Das allgemeine Prinzip, das die typische sexuelle Reifung in der Pubertät steuert, ist eigentlich einfach: Bei pubertierenden Jungen sind die Androgenspiegel höher als die Östrogenspiegel, was eine Maskulinisie-rung zur Folge hat, und bei pubertierenden Mädchen überwiegen die Östrogene, was eine Feminisierung bedingt. Individuen, die vor der Pubertät kastriert wurden, werden nicht geschlechtsreif, außer wenn sie Substitutionsinjektionen von Androgenen oder Östrogenen erhalten.
Aber sogar während der Pubertät ist die „Mann-ist-Mann-und-Frau-ist-Frau“-Annahme problematisch.
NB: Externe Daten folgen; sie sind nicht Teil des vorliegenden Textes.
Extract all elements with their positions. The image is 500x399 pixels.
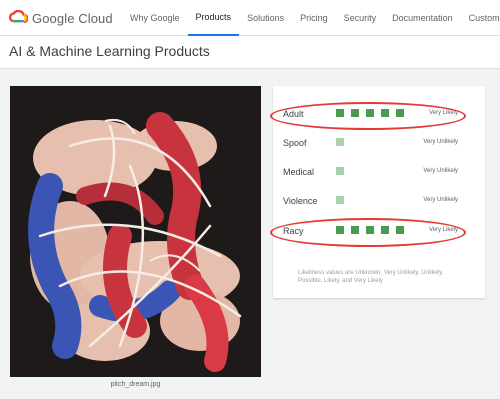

Beispielsweise ist Androstendion, ein Androgen, das hauptsächlich von der Nebennierenrinde freigesetzt wird, beim weiblichen Geschlecht normalerweise für das Wachstum der Schamhaare und der Achselhaare verantwortlich. Man kann die in der Praxis eingebürgerte Bezeichnung der Androgene als „männliche Hormone“ also nicht wirklich ernst nehmen, wenn man weiß, dass ein Androgen für die Entwicklung und das Muster der weiblichen Schambehaarung verantwortlich ist. Das männliche Schamhaar hat das Muster einer Pyramide, das weibliche das einer umgedrehten Pyramide (siehe ► Abbildung 14.9).